CUARENTA Y CUATRO

Moscú, 11 de febrero de 2000

Minutos después de salir del estudio de televisión desde el que todas las noches conducía su programa de debate, Arkadi Pedachenko subió al asiento trasero de su Mercedes y le indicó al chofer que lo llevase al lujoso hotel Nacional, que estaba enfrente de las cúpulas en forma de cebolla de la catedral de San Basilio. Bajó frente a la entrada y cruzó el vestíbulo iluminado por espectaculares arañas de cristal. Correspondió al saludo de los recepcionistas y los conserjes con una ligera inclinación de cabeza. Luego cogió el ascensor hasta la planta en la que se encontraba la suite que tenía alquilada desde hacía varios años.

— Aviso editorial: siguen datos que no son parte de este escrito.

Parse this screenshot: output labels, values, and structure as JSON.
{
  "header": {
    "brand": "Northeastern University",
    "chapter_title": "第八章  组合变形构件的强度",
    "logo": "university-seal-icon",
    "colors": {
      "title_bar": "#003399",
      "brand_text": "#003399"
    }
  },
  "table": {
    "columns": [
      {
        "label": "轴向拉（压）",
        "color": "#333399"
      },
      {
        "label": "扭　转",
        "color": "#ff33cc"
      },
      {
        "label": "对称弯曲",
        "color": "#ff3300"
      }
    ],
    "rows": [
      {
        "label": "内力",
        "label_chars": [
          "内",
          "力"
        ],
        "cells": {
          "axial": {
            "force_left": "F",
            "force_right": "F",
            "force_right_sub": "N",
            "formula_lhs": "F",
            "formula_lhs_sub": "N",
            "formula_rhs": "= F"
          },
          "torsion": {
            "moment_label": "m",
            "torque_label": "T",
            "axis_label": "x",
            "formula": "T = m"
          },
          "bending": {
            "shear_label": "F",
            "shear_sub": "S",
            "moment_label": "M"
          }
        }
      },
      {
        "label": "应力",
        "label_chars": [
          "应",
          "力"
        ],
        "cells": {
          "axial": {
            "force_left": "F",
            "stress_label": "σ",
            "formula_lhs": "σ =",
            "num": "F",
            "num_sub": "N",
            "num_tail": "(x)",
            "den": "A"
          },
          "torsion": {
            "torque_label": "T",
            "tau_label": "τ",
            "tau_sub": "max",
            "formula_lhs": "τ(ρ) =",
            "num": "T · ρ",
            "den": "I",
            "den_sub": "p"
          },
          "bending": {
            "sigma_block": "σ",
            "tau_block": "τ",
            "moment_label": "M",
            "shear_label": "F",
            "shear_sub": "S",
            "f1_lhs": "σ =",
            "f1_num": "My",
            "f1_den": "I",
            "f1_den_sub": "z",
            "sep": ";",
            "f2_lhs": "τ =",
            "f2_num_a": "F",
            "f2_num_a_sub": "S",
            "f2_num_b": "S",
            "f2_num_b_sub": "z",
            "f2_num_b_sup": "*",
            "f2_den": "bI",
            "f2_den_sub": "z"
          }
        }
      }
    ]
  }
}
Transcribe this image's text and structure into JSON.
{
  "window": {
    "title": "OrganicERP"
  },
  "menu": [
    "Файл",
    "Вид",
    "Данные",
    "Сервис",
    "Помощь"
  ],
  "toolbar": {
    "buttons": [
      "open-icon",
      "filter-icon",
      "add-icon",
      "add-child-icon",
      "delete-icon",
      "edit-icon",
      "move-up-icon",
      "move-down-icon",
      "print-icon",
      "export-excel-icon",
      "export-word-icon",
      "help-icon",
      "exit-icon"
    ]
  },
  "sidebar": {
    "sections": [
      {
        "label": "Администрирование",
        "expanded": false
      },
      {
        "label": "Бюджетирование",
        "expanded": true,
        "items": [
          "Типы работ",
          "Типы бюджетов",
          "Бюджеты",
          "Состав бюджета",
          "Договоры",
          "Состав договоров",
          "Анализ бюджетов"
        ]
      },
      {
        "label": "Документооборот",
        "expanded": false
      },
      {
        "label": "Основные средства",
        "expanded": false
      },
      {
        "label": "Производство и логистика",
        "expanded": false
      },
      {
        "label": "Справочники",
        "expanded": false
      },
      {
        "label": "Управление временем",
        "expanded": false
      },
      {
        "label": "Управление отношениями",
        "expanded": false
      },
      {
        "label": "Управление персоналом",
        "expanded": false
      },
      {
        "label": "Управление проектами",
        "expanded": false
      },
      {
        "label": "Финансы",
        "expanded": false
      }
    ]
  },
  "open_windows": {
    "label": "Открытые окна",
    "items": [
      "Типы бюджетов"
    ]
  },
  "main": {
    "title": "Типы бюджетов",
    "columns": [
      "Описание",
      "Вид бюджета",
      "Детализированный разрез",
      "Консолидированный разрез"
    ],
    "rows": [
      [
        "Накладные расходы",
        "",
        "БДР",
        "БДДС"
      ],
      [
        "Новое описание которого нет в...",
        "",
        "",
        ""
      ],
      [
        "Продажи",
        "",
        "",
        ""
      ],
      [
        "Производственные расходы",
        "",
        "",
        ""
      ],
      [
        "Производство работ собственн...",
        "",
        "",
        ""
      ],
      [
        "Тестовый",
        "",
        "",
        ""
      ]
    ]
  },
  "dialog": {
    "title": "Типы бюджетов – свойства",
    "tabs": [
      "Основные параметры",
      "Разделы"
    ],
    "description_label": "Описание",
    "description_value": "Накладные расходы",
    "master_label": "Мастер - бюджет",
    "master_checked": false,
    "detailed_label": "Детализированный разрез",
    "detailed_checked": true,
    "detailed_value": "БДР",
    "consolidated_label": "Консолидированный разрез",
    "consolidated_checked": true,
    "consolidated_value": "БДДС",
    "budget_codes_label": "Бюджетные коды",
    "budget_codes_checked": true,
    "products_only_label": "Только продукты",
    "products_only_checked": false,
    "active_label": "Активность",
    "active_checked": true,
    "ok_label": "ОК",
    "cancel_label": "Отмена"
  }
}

Pedachenko iba al hotel una o dos veces por semana, casi siempre solo. Al poco rato, se le unía una dustupniey dyevochkia o mujer fácil. El chofer y el personal del hotel lo sabían perfectamente pero no lo consideraban un comportamiento escandaloso, aunque se tratase de un destacado político. Al fin y al cabo, Pedachenko era soltero, y su fama de playboy no hacía sino realzar su carisma, pues a la opinión pública le gustaba que sus líderes adoptasen la jovialidad, el encanto y el halo de erotismo que observaban en los occidentales.

Además, a los rusos, especialmente a los moscovitas de alto nivel que formaban el núcleo de los seguidores de Pedachenko, les gustaba disfrutar de la vida. Les resultaba difícil comprender la mojigatería sexual que parecía haberse apoderado de Estados Unidos. Pensaban que había que dejar que los hombres tuviesen sus pequeñas aventuras.

Apenas había tenido tiempo de quitarse el abrigo cuando oyó que Llamaban a la puerta. Fue a abrir y entró una preciosa mujer vestida de negro de arriba abajo, con minifalda, medias, abrigo y boina. El conserje la había visto cruzar el vestíbulo con sus talones de aguja y de inmediato adivinó que se dirigía a la habitación de Pedachenko. Se movía como una pantera en celo. La siguió con la mirada, contemplando sus bien torneadas piernas y su tipo. Y envidió al político, seguro de que aquella noche iba a disfrutar más de lo usual.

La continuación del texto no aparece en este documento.